“老天呐!玄鸟在上!您是不庇护秦人了吗?呜呜呜呜,这几年,我们秦国究竟是怎么了?!”
庄襄王薨逝的消息传遍秦国诸郡后,无数秦人都跪在黄土地上,仰望着湛湛蓝天上的烈烈骄阳,哭得麻木了,这倒不是因为他们对庄襄王有多深的爱戴之情,而是秦人们马上就要守第三个国孝了!
不足五年的时间国内就连着薨了三位秦王,住在偏远郡县内的庶民们甚至都不知道咸阳的具体位置在哪里,三个秦王的名讳又分别是什么,但这频繁的国君更替已经让庶民们感受到了莫大的危机,上层不稳定,天灾还不断,外面还有联军,内忧外患之下,下层没有发生剧烈动荡就是得益于秦国完善又严苛的律法了。

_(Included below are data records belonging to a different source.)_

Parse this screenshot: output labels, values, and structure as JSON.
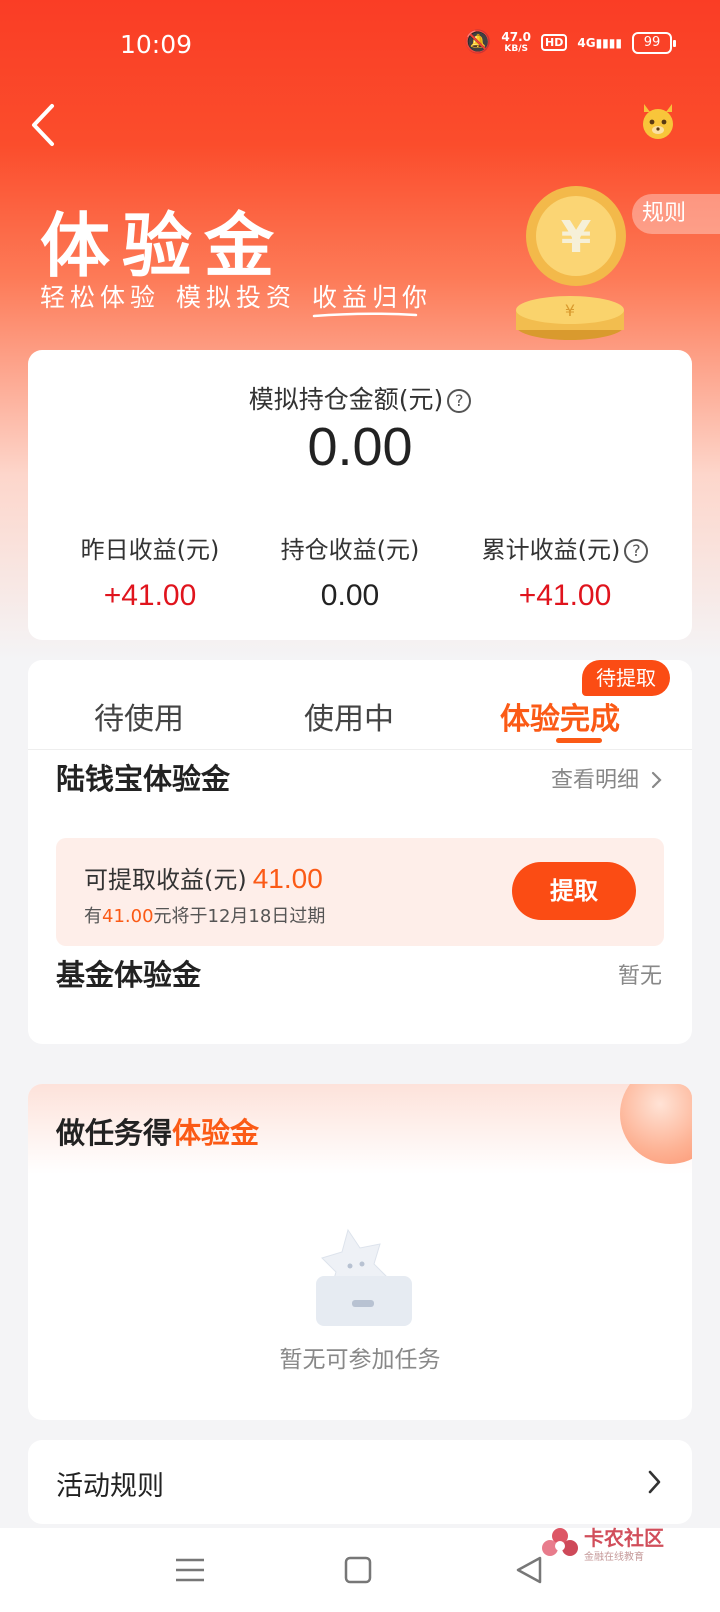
{
  "status_bar": {
    "time": "10:09",
    "net_speed_value": "47.0",
    "net_speed_unit": "KB/S",
    "hd": "HD",
    "signal": "4G",
    "battery": "99"
  },
  "header": {
    "title": "体验金",
    "slogan": [
      "轻松体验",
      "模拟投资",
      "收益归你"
    ],
    "rules_tag": "规则"
  },
  "summary": {
    "holding_label": "模拟持仓金额(元)",
    "holding_value": "0.00",
    "stats": [
      {
        "label": "昨日收益(元)",
        "value": "+41.00"
      },
      {
        "label": "持仓收益(元)",
        "value": "0.00"
      },
      {
        "label": "累计收益(元)",
        "value": "+41.00"
      }
    ]
  },
  "tabs": {
    "items": [
      "待使用",
      "使用中",
      "体验完成"
    ],
    "active_index": 2,
    "badge": "待提取"
  },
  "luqianbao": {
    "title": "陆钱宝体验金",
    "detail_link": "查看明细",
    "redeem_label": "可提取收益(元)",
    "redeem_amount": "41.00",
    "note_prefix": "有",
    "note_amount": "41.00",
    "note_suffix": "元将于12月18日过期",
    "redeem_button": "提取"
  },
  "fund": {
    "title": "基金体验金",
    "status": "暂无"
  },
  "tasks": {
    "title_prefix": "做任务得",
    "title_highlight": "体验金",
    "empty_text": "暂无可参加任务"
  },
  "rules_row": {
    "label": "活动规则"
  },
  "watermark": {
    "name": "卡农社区",
    "sub": "金融在线教育"
  },
  "colors": {
    "brand_orange": "#fb4c14",
    "gain_red": "#e0141d",
    "header_red": "#fa3d25"
  }
}
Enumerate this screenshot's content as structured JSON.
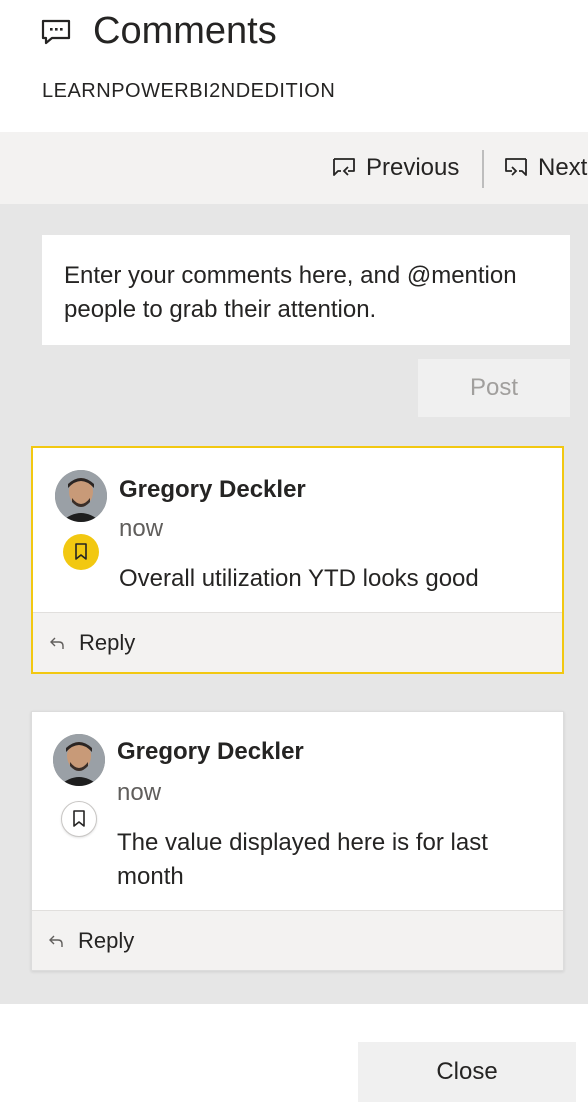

可是这些事情,英年早逝的庄襄王已经看不到了,他在章台宫内去的不情不愿又不甘心,留下了一个复杂无比又极其混乱的烂摊子交给了继任者处理。
当下最迫切需要解决的问题就是堵在函谷关外的五国联军。
联军们一朝不赶走,庄襄王的葬事都不能专心处理。
经历了一番激烈的朝堂争论后,摄政的岚王后听取了国师和文信侯的建议,准备派蔡泽担任使臣前去函谷关外寻联军上将军信陵君进行议和谈判。
六月三日。
蔡泽带着二十人的使者队伍,轻车简从,快速从咸阳出发,驱车赶赴四百里外的函谷关。
六月五日,清晨。
一行人顺利到达函谷关,与守在关口的蒙骜上卿会面了解完最新情况后,又一口气出关急行十里地,终于在树荫繁茂的野地中看到了联军的驻扎营地。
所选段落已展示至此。